Landlords are generally responsible for property maintenance and major repairs. This includes repairs to the structure and exterior, to heating and hot water systems, basins, sinks, baths and other sanitaryware.

Housing standards

A property should be safe and healthy for occupiers, so responsibility should be taken to make sure that:

  • the dwelling is capable of providing adequate heating, which ideally means controllable central heating and insulation, with equipment and the fabric of the building in good repair
  • electricity and gas supplies, and the sanitation (drains, basins, sinks, baths and WCs) in working order
  • there are no fall or trip hazards
  • water heating equipment is in working order
  • the property is free from damp

Gas and electrical safety

The landlord must make sure that:

  • all gas appliances and fittings are maintained in good order
  • gas boilers get an annual safety check - carried out by someone who is registered with the Gas Safe Register
  • a record of the safety checks is kept and issued to you within 28 days of each annual check

The occupier is responsible for maintaining gas appliances which they own, or are entitled to take with them at the end of the letting.

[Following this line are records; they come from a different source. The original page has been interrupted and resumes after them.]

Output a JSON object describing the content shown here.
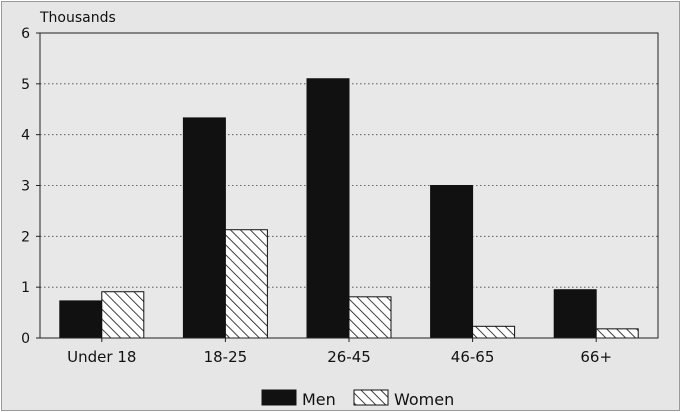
{
  "chart_data": {
    "type": "bar",
    "unit_label": "Thousands",
    "categories": [
      "Under 18",
      "18-25",
      "26-45",
      "46-65",
      "66+"
    ],
    "series": [
      {
        "name": "Men",
        "values": [
          0.73,
          4.33,
          5.1,
          3.0,
          0.95
        ],
        "color": "#111111",
        "pattern": "solid"
      },
      {
        "name": "Women",
        "values": [
          0.91,
          2.13,
          0.81,
          0.23,
          0.18
        ],
        "color": "#111111",
        "pattern": "diagonal-hatch"
      }
    ],
    "ylim": [
      0,
      6
    ],
    "yticks": [
      0,
      1,
      2,
      3,
      4,
      5,
      6
    ],
    "grid": "horizontal-dotted",
    "legend_position": "bottom-center"
  }
}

By law, the landlord must make sure that the electrical system and any electrical appliances supplied with the let such as cookers, kettles, toasters, washing machines and immersion heaters are safe to use.

If the landlord supplies new appliances, they should also provide any instruction booklets.

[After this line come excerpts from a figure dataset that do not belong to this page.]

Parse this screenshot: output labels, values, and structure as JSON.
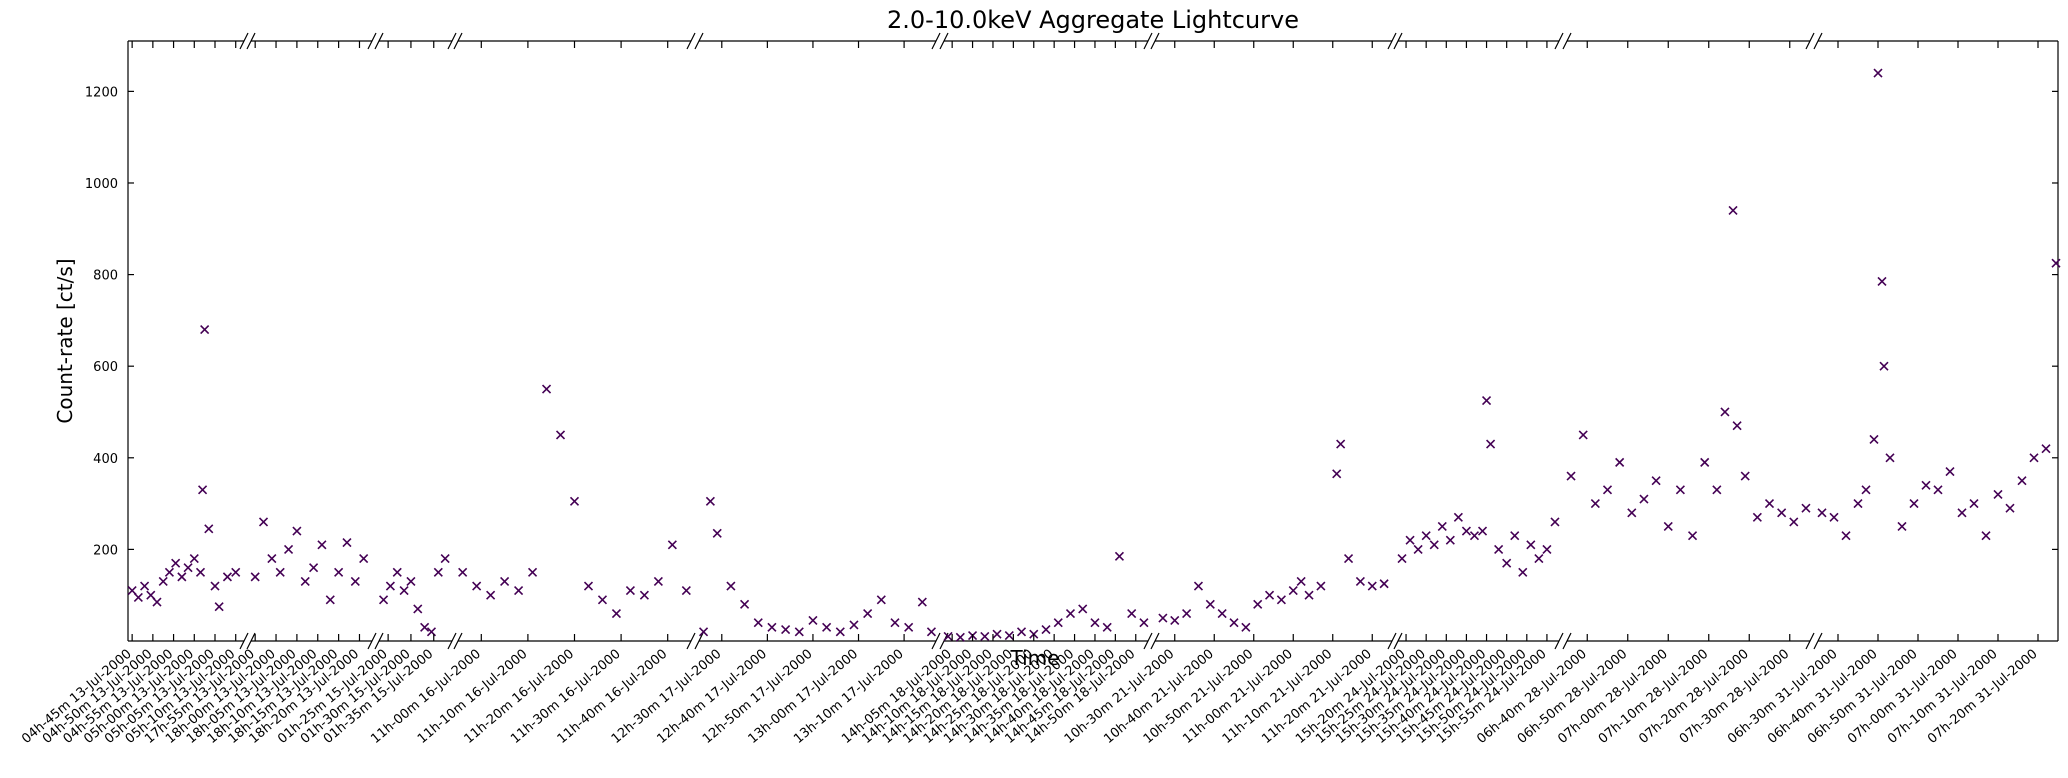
{
  "chart_data": {
    "type": "scatter",
    "title": "2.0-10.0keV Aggregate Lightcurve",
    "xlabel": "Time",
    "ylabel": "Count-rate [ct/s]",
    "color": "#440154",
    "ylim": [
      0,
      1310
    ],
    "yticks": [
      200,
      400,
      600,
      800,
      1000,
      1200
    ],
    "panels": [
      {
        "xlim": [
          284,
          312
        ],
        "xticks": [
          {
            "value": 285,
            "label": "04h-45m 13-Jul-2000"
          },
          {
            "value": 290,
            "label": "04h-50m 13-Jul-2000"
          },
          {
            "value": 295,
            "label": "04h-55m 13-Jul-2000"
          },
          {
            "value": 300,
            "label": "05h-00m 13-Jul-2000"
          },
          {
            "value": 305,
            "label": "05h-05m 13-Jul-2000"
          },
          {
            "value": 310,
            "label": "05h-10m 13-Jul-2000"
          }
        ],
        "x": [
          285,
          286.5,
          288,
          289.5,
          291,
          292.5,
          294,
          295.5,
          297,
          298.5,
          300,
          301.5,
          302,
          302.5,
          303.5,
          305,
          306,
          308,
          310
        ],
        "values": [
          110,
          95,
          120,
          100,
          85,
          130,
          150,
          170,
          140,
          160,
          180,
          150,
          330,
          680,
          245,
          120,
          75,
          140,
          150
        ]
      },
      {
        "xlim": [
          1074,
          1103
        ],
        "xticks": [
          {
            "value": 1075,
            "label": "17h-55m 13-Jul-2000"
          },
          {
            "value": 1080,
            "label": "18h-00m 13-Jul-2000"
          },
          {
            "value": 1085,
            "label": "18h-05m 13-Jul-2000"
          },
          {
            "value": 1090,
            "label": "18h-10m 13-Jul-2000"
          },
          {
            "value": 1095,
            "label": "18h-15m 13-Jul-2000"
          },
          {
            "value": 1100,
            "label": "18h-20m 13-Jul-2000"
          }
        ],
        "x": [
          1075,
          1077,
          1079,
          1081,
          1083,
          1085,
          1087,
          1089,
          1091,
          1093,
          1095,
          1097,
          1099,
          1101
        ],
        "values": [
          140,
          260,
          180,
          150,
          200,
          240,
          130,
          160,
          210,
          90,
          150,
          215,
          130,
          180
        ]
      },
      {
        "xlim": [
          83,
          99
        ],
        "xticks": [
          {
            "value": 85,
            "label": "01h-25m 15-Jul-2000"
          },
          {
            "value": 90,
            "label": "01h-30m 15-Jul-2000"
          },
          {
            "value": 95,
            "label": "01h-35m 15-Jul-2000"
          }
        ],
        "x": [
          84,
          85.5,
          87,
          88.5,
          90,
          91.5,
          93,
          94.5,
          96,
          97.5
        ],
        "values": [
          90,
          120,
          150,
          110,
          130,
          70,
          30,
          20,
          150,
          180
        ]
      },
      {
        "xlim": [
          655,
          705
        ],
        "xticks": [
          {
            "value": 660,
            "label": "11h-00m 16-Jul-2000"
          },
          {
            "value": 670,
            "label": "11h-10m 16-Jul-2000"
          },
          {
            "value": 680,
            "label": "11h-20m 16-Jul-2000"
          },
          {
            "value": 690,
            "label": "11h-30m 16-Jul-2000"
          },
          {
            "value": 700,
            "label": "11h-40m 16-Jul-2000"
          }
        ],
        "x": [
          656,
          659,
          662,
          665,
          668,
          671,
          674,
          677,
          680,
          683,
          686,
          689,
          692,
          695,
          698,
          701,
          704
        ],
        "values": [
          150,
          120,
          100,
          130,
          110,
          150,
          550,
          450,
          305,
          120,
          90,
          60,
          110,
          100,
          130,
          210,
          110
        ]
      },
      {
        "xlim": [
          745,
          797
        ],
        "xticks": [
          {
            "value": 750,
            "label": "12h-30m 17-Jul-2000"
          },
          {
            "value": 760,
            "label": "12h-40m 17-Jul-2000"
          },
          {
            "value": 770,
            "label": "12h-50m 17-Jul-2000"
          },
          {
            "value": 780,
            "label": "13h-00m 17-Jul-2000"
          },
          {
            "value": 790,
            "label": "13h-10m 17-Jul-2000"
          }
        ],
        "x": [
          746,
          747.5,
          749,
          752,
          755,
          758,
          761,
          764,
          767,
          770,
          773,
          776,
          779,
          782,
          785,
          788,
          791,
          794,
          796
        ],
        "values": [
          20,
          305,
          235,
          120,
          80,
          40,
          30,
          25,
          20,
          45,
          30,
          20,
          35,
          60,
          90,
          40,
          30,
          85,
          20
        ]
      },
      {
        "xlim": [
          843,
          893
        ],
        "xticks": [
          {
            "value": 845,
            "label": "14h-05m 18-Jul-2000"
          },
          {
            "value": 850,
            "label": "14h-10m 18-Jul-2000"
          },
          {
            "value": 855,
            "label": "14h-15m 18-Jul-2000"
          },
          {
            "value": 860,
            "label": "14h-20m 18-Jul-2000"
          },
          {
            "value": 865,
            "label": "14h-25m 18-Jul-2000"
          },
          {
            "value": 870,
            "label": "14h-30m 18-Jul-2000"
          },
          {
            "value": 875,
            "label": "14h-35m 18-Jul-2000"
          },
          {
            "value": 880,
            "label": "14h-40m 18-Jul-2000"
          },
          {
            "value": 885,
            "label": "14h-45m 18-Jul-2000"
          },
          {
            "value": 890,
            "label": "14h-50m 18-Jul-2000"
          }
        ],
        "x": [
          844,
          847,
          850,
          853,
          856,
          859,
          862,
          865,
          868,
          871,
          874,
          877,
          880,
          883,
          886,
          889,
          892
        ],
        "values": [
          10,
          8,
          12,
          10,
          15,
          12,
          20,
          15,
          25,
          40,
          60,
          70,
          40,
          30,
          185,
          60,
          40
        ]
      },
      {
        "xlim": [
          625,
          685
        ],
        "xticks": [
          {
            "value": 630,
            "label": "10h-30m 21-Jul-2000"
          },
          {
            "value": 640,
            "label": "10h-40m 21-Jul-2000"
          },
          {
            "value": 650,
            "label": "10h-50m 21-Jul-2000"
          },
          {
            "value": 660,
            "label": "11h-00m 21-Jul-2000"
          },
          {
            "value": 670,
            "label": "11h-10m 21-Jul-2000"
          },
          {
            "value": 680,
            "label": "11h-20m 21-Jul-2000"
          }
        ],
        "x": [
          627,
          630,
          633,
          636,
          639,
          642,
          645,
          648,
          651,
          654,
          657,
          660,
          662,
          664,
          667,
          671,
          672,
          674,
          677,
          680,
          683
        ],
        "values": [
          50,
          45,
          60,
          120,
          80,
          60,
          40,
          30,
          80,
          100,
          90,
          110,
          130,
          100,
          120,
          365,
          430,
          180,
          130,
          120,
          125
        ]
      },
      {
        "xlim": [
          918,
          958
        ],
        "xticks": [
          {
            "value": 920,
            "label": "15h-20m 24-Jul-2000"
          },
          {
            "value": 925,
            "label": "15h-25m 24-Jul-2000"
          },
          {
            "value": 930,
            "label": "15h-30m 24-Jul-2000"
          },
          {
            "value": 935,
            "label": "15h-35m 24-Jul-2000"
          },
          {
            "value": 940,
            "label": "15h-40m 24-Jul-2000"
          },
          {
            "value": 945,
            "label": "15h-45m 24-Jul-2000"
          },
          {
            "value": 950,
            "label": "15h-50m 24-Jul-2000"
          },
          {
            "value": 955,
            "label": "15h-55m 24-Jul-2000"
          }
        ],
        "x": [
          919,
          921,
          923,
          925,
          927,
          929,
          931,
          933,
          935,
          937,
          939,
          940,
          941,
          943,
          945,
          947,
          949,
          951,
          953,
          955,
          957
        ],
        "values": [
          180,
          220,
          200,
          230,
          210,
          250,
          220,
          270,
          240,
          230,
          240,
          525,
          430,
          200,
          170,
          230,
          150,
          210,
          180,
          200,
          260
        ]
      },
      {
        "xlim": [
          395,
          455
        ],
        "xticks": [
          {
            "value": 400,
            "label": "06h-40m 28-Jul-2000"
          },
          {
            "value": 410,
            "label": "06h-50m 28-Jul-2000"
          },
          {
            "value": 420,
            "label": "07h-00m 28-Jul-2000"
          },
          {
            "value": 430,
            "label": "07h-10m 28-Jul-2000"
          },
          {
            "value": 440,
            "label": "07h-20m 28-Jul-2000"
          },
          {
            "value": 450,
            "label": "07h-30m 28-Jul-2000"
          }
        ],
        "x": [
          396,
          399,
          402,
          405,
          408,
          411,
          414,
          417,
          420,
          423,
          426,
          429,
          432,
          434,
          436,
          437,
          439,
          442,
          445,
          448,
          451,
          454
        ],
        "values": [
          360,
          450,
          300,
          330,
          390,
          280,
          310,
          350,
          250,
          330,
          230,
          390,
          330,
          500,
          940,
          470,
          360,
          270,
          300,
          280,
          260,
          290
        ]
      },
      {
        "xlim": [
          385,
          445
        ],
        "xticks": [
          {
            "value": 390,
            "label": "06h-30m 31-Jul-2000"
          },
          {
            "value": 400,
            "label": "06h-40m 31-Jul-2000"
          },
          {
            "value": 410,
            "label": "06h-50m 31-Jul-2000"
          },
          {
            "value": 420,
            "label": "07h-00m 31-Jul-2000"
          },
          {
            "value": 430,
            "label": "07h-10m 31-Jul-2000"
          },
          {
            "value": 440,
            "label": "07h-20m 31-Jul-2000"
          }
        ],
        "x": [
          386,
          389,
          392,
          395,
          397,
          399,
          400,
          401,
          401.5,
          403,
          406,
          409,
          412,
          415,
          418,
          421,
          424,
          427,
          430,
          433,
          436,
          439,
          442,
          444.5
        ],
        "values": [
          280,
          270,
          230,
          300,
          330,
          440,
          1240,
          785,
          600,
          400,
          250,
          300,
          340,
          330,
          370,
          280,
          300,
          230,
          320,
          290,
          350,
          400,
          420,
          825
        ]
      }
    ]
  }
}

If Northern Ireland Electricity believes that the electricity at your property is unsafe, it can turn off the supply.

Carbon monoxide (CO)

Carbon monoxide is a colourless, odourless gas which is difficult to detect. It is formed when domestic fuels such as gas, coal or wood are burned and can cause serious brain injuries or even death.

To lessen the chances of CO poisoning, you should make sure that all fuel burning appliances are installed and regularly maintained by a suitably qualified engineer.

You should also make sure that rooms are well ventilated when an appliance is used and fit a suitable CO alarm.

Fire prevention

Statistics show that homes in Northern Ireland are at a high risk from fires of an electrical origin. 

You should take measures to prevent a fire in your home:

  • fit a smoke alarm and check the batteries regularly
  • take care when cooking with hot oil
  • be careful with cigarettes and candles
  • close inside doors at night
  • switch off electrical appliances when not in use
  • Northern Ireland Fire & Rescue Service (NIFRS) provide a free Home Fire Safety Check
  • Northern Ireland Fire & Rescue Service
  • Fire prevention

House in Multiple Occupation (HMO)

If the Housing Executive considers the property to be a House in Multiple Occupation (HMO) and subject to licensing, the landlord must also meet the conditions for fire safety:

  • there has to be an adequate means of escape depending on the size of the property
  • there has to be smoke alarms and fire extinguishing equipment

Also, by law, the landlord must:

  • make sure that all the gas appliances they provide are maintained in good order and that a Gas Safe-registered plumber carries out a safety check each year
  • maintain all electrical installations and any electrical appliances they provide such as cookers, kettles and toasters and make sure they are safe to use
  • make sure any furniture and furnishings they provide meet the fire resistance regulations

If the HMO you live in isn't up to standard, you can complain to your local Housing Executive office.